Apokalipsa wg św. Jana



  To pewnie jedna z najbardziej znanych Ksiąg Nowego Testamentu, choć tylko z nazwy i nielicznych jej fragmentów. Czasami z filmowych horrorów. Składa się na to kilka czynników. Po pierwsze, jest bardzo trudna w odbiorze, po drugie bardzo kontrowersyjna i przygnębiająca, i wreszcie po trzecie, enigmatyczna. Jeśli któraś z Ksiąg Biblii przyczyniła się u mnie do odejścia od wiary, to bez wątpienia, była nią właśnie Apokalipsa.

  Czytałem ją dwa razy. Za pierwszym razem niewiele z niej zrozumiałem. Jedyne, co do mnie dotarło, to groźba straszliwej zagłady świata, jeśli odwrócimy się już nie tyle od Boga, ale nawet od „właściwego” (judeochrześcijańskiego) Go rozumienia. I po raz pierwszy poczułem niechęć do Nieba, którym mnie do tej pory mamiono. Drugim razem, wbrew twierdzeniu, że do lektury Biblii należy nie być zbyt inteligentnym, byłem już przygotowany pod względem wiedzy historycznej. Otóż, aby zrozumieć jej treść, trzeba uzmysłowić sobie czasy, w których była napisana. Św. Jan nie znał innych, więc, aby zrozumieć alegorie, których używa, trzeba się w ten czas wczuć. Dopiero wtedy zrozumiemy, kim są trzy Bestie, czy kim jest Niewiasta. Jak już napisałem w eseju o Ewangelii wg św. Jana, język którym się posługuje jest bardzo ubogi, metafory się powtarzają, przez co nie zawsze można mieć pewność, o kogo w nich chodzi. Bez znajomości historii tworzenia się Kościołów we wczesnym chrześcijaństwie nie pojmiemy czym jest siedem Kościołów, do których Jan pisze listy, z ich oceną i wskazówkami na przyszłość.

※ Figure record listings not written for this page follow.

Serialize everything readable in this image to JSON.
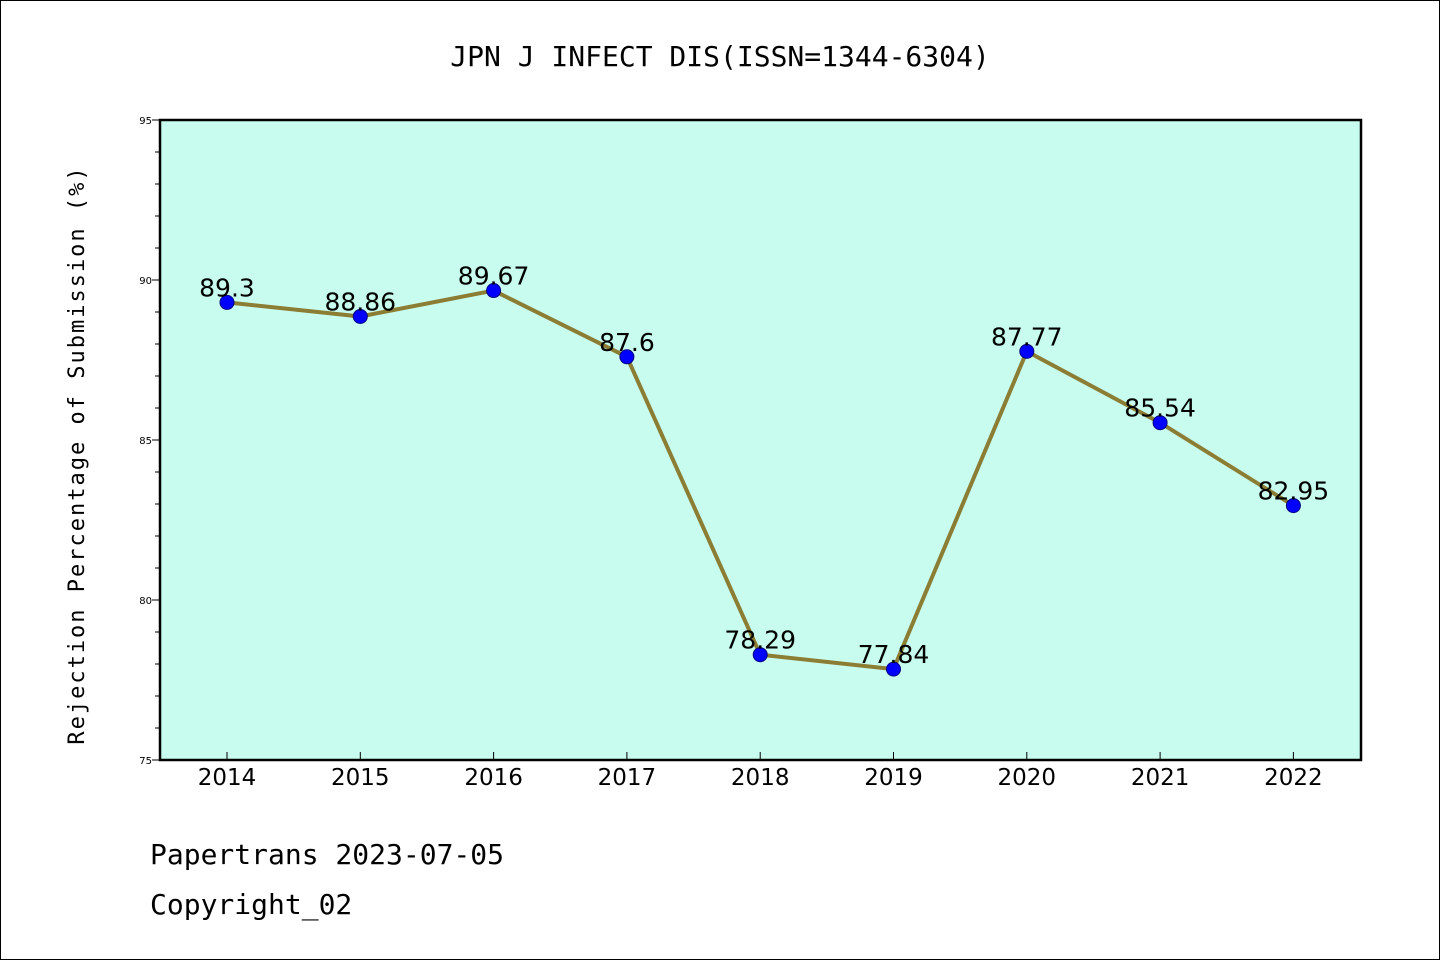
{
  "chart_data": {
    "type": "line",
    "title": "JPN J INFECT DIS(ISSN=1344-6304)",
    "xlabel": "",
    "ylabel": "Rejection Percentage of Submission (%)",
    "categories": [
      "2014",
      "2015",
      "2016",
      "2017",
      "2018",
      "2019",
      "2020",
      "2021",
      "2022"
    ],
    "series": [
      {
        "values": [
          89.3,
          88.86,
          89.67,
          87.6,
          78.29,
          77.84,
          87.77,
          85.54,
          82.95
        ],
        "labels": [
          "89.3",
          "88.86",
          "89.67",
          "87.6",
          "78.29",
          "77.84",
          "87.77",
          "85.54",
          "82.95"
        ]
      }
    ],
    "ylim": [
      75,
      95
    ],
    "yticks": [
      "75",
      "80",
      "85",
      "90",
      "95"
    ],
    "grid": false,
    "legend": "none",
    "colors": {
      "plot_background": "#c8fcee",
      "line": "#8b7d33",
      "marker": "#0000ff",
      "marker_edge": "#000080"
    }
  },
  "footer": {
    "line1": "Papertrans 2023-07-05",
    "line2": "Copyright_02"
  }
}
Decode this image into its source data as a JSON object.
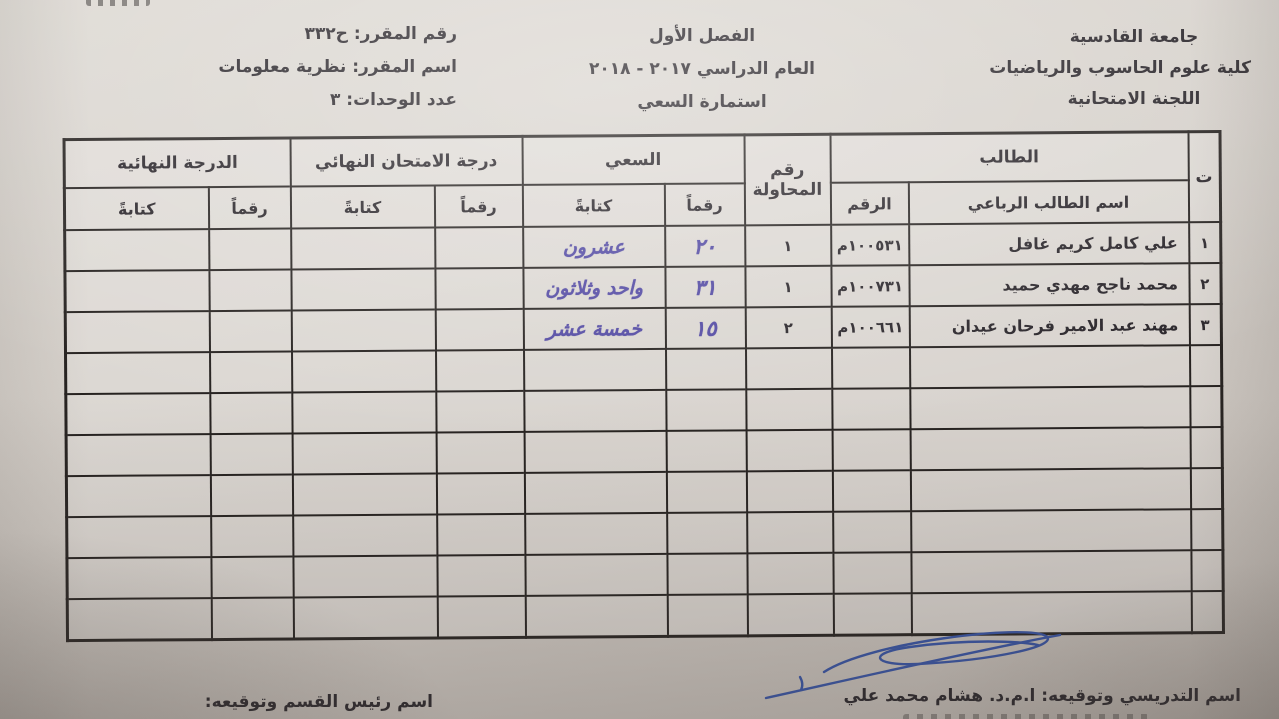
{
  "colors": {
    "paper": "#d6d1cb",
    "print_ink": "#29252a",
    "table_line": "#262220",
    "handwriting_ink": "#5148a2",
    "signature_ink": "#35509e"
  },
  "header": {
    "right": {
      "line1": "جامعة القادسية",
      "line2": "كلية علوم الحاسوب والرياضيات",
      "line3": "اللجنة الامتحانية"
    },
    "center": {
      "line1": "الفصل الأول",
      "line2": "العام الدراسي ٢٠١٧ - ٢٠١٨",
      "line3": "استمارة السعي"
    },
    "left": {
      "course_no_label": "رقم المقرر:",
      "course_no": "ح٣٣٢",
      "course_name_label": "اسم المقرر:",
      "course_name": "نظرية معلومات",
      "units_label": "عدد الوحدات:",
      "units": "٣"
    }
  },
  "table": {
    "header": {
      "seq": "ت",
      "student_group": "الطالب",
      "name": "اسم الطالب الرباعي",
      "number": "الرقم",
      "attempt": "رقم المحاولة",
      "sai_group": "السعي",
      "exam_group": "درجة الامتحان النهائي",
      "final_group": "الدرجة النهائية",
      "numeric": "رقماً",
      "written": "كتابةً"
    },
    "col_keys": [
      "seq",
      "name",
      "number",
      "attempt",
      "sai_num",
      "sai_text",
      "exam_num",
      "exam_text",
      "final_num",
      "final_text"
    ],
    "hand_keys": [
      "sai_num",
      "sai_text"
    ],
    "rows": [
      {
        "seq": "١",
        "name": "علي كامل كريم غافل",
        "number": "١٠٠٥٣١م",
        "attempt": "١",
        "sai_num": "٢٠",
        "sai_text": "عشرون",
        "exam_num": "",
        "exam_text": "",
        "final_num": "",
        "final_text": ""
      },
      {
        "seq": "٢",
        "name": "محمد ناجح مهدي حميد",
        "number": "١٠٠٧٣١م",
        "attempt": "١",
        "sai_num": "٣١",
        "sai_text": "واحد وثلاثون",
        "exam_num": "",
        "exam_text": "",
        "final_num": "",
        "final_text": ""
      },
      {
        "seq": "٣",
        "name": "مهند عبد الامير فرحان عيدان",
        "number": "١٠٠٦٦١م",
        "attempt": "٢",
        "sai_num": "١٥",
        "sai_text": "خمسة عشر",
        "exam_num": "",
        "exam_text": "",
        "final_num": "",
        "final_text": ""
      },
      {
        "seq": "",
        "name": "",
        "number": "",
        "attempt": "",
        "sai_num": "",
        "sai_text": "",
        "exam_num": "",
        "exam_text": "",
        "final_num": "",
        "final_text": ""
      },
      {
        "seq": "",
        "name": "",
        "number": "",
        "attempt": "",
        "sai_num": "",
        "sai_text": "",
        "exam_num": "",
        "exam_text": "",
        "final_num": "",
        "final_text": ""
      },
      {
        "seq": "",
        "name": "",
        "number": "",
        "attempt": "",
        "sai_num": "",
        "sai_text": "",
        "exam_num": "",
        "exam_text": "",
        "final_num": "",
        "final_text": ""
      },
      {
        "seq": "",
        "name": "",
        "number": "",
        "attempt": "",
        "sai_num": "",
        "sai_text": "",
        "exam_num": "",
        "exam_text": "",
        "final_num": "",
        "final_text": ""
      },
      {
        "seq": "",
        "name": "",
        "number": "",
        "attempt": "",
        "sai_num": "",
        "sai_text": "",
        "exam_num": "",
        "exam_text": "",
        "final_num": "",
        "final_text": ""
      },
      {
        "seq": "",
        "name": "",
        "number": "",
        "attempt": "",
        "sai_num": "",
        "sai_text": "",
        "exam_num": "",
        "exam_text": "",
        "final_num": "",
        "final_text": ""
      },
      {
        "seq": "",
        "name": "",
        "number": "",
        "attempt": "",
        "sai_num": "",
        "sai_text": "",
        "exam_num": "",
        "exam_text": "",
        "final_num": "",
        "final_text": ""
      }
    ]
  },
  "footer": {
    "teacher_label": "اسم التدريسي وتوقيعه:",
    "teacher_name": "ا.م.د. هشام محمد علي",
    "head_label": "اسم رئيس القسم وتوقيعه:"
  }
}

  Znacznie więcej miejsca trzeba by poświęcić kontrowersyjności tekstu. Zacznę od opisu Nieba, do którego Jan zostaje zaproszony. Jeśli czytelnik nie zechce korzystać z objaśnień do opisów Jana, mało, że nie zrozumie metafor, to jeszcze mogą go, jak w moim przypadku, całkowicie zniechęcić do tej „krainy wiecznej szczęśliwości”. Nawet jeśli patrzeć na te opisy z perspektywy czasów, w jakich żył Jan. Jeśli by ktoś miał wątpliwości kim tam będzie, to Jan je rozwiewa. Jeśli marzysz, że tam będziesz młodym i pięknym – zapomnij. To niebo będzie pełne starców, bo tak też najczęściej umieramy, chyba że zmarł ktoś tragicznie za młodu. Jeśli nie jesteś świętym, będziesz tylko poddanym, ale bez obaw i zazdrości, świętym nie będzie nic lepiej. „Dokoła tronu - dwadzieścia cztery trony, a na tronach dwudziestu czterech siedzących Starców [Ap 4,4]”*. Jeśli marzyłeś o budzących zachwyt widokach – zapomnij. „(...) a w środku tronu i dokoła tronu cztery Zwierzęta pełne oczu z przodu i z tyłu: Zwierzę pierwsze podobne do lwa, Zwierzę drugie podobne do wołu, Zwierzę trzecie mające twarz jak gdyby ludzką i Zwierzę czwarte podobne do orła w locie. Cztery Zwierzęta - a każde z nich ma po sześć skrzydeł - dokoła i wewnątrz są pełne oczu (...) [Ap 6,6-8]”. Tu wyjaśnię, jest to wygładzony przez Jana opis aniołów rządzących światem materii, oparty na wizjach Izajasza i Ezechiela, a ci chyba uwielbiali straszydła. Ja jednak najbardziej współczuję tym starcom. Bo ilekroć owe Zwierzęta mówią: „Święty, Święty, Święty, Pan Bóg wszechmogący [Ap 4,8]”, a mówią to dniem i nocą, nie mając spoczynku, tyle razy „upada dwudziestu czterech Starców przed Zasiadającym na tronie i oddaje pokłon Żyjącemu na wieki wieków [Ap 4,10]”. Nie tylko tych dwudziestu czterech starców, ale również „I ujrzałem, i usłyszałem głos wielu aniołów dokoła tronu i Zwierząt, i Starców, a liczba ich była miriady miriad i tysiące tysięcy [Ap 5,11]”. Pozwolę sobie w tym miejscu na ironię – wieczność musi być straszna! O spełnieniu swoich marzeń i pragnień – zapomnij, nie będziesz miał na nie czasu, padając stale na kolana i bijąc pokłony.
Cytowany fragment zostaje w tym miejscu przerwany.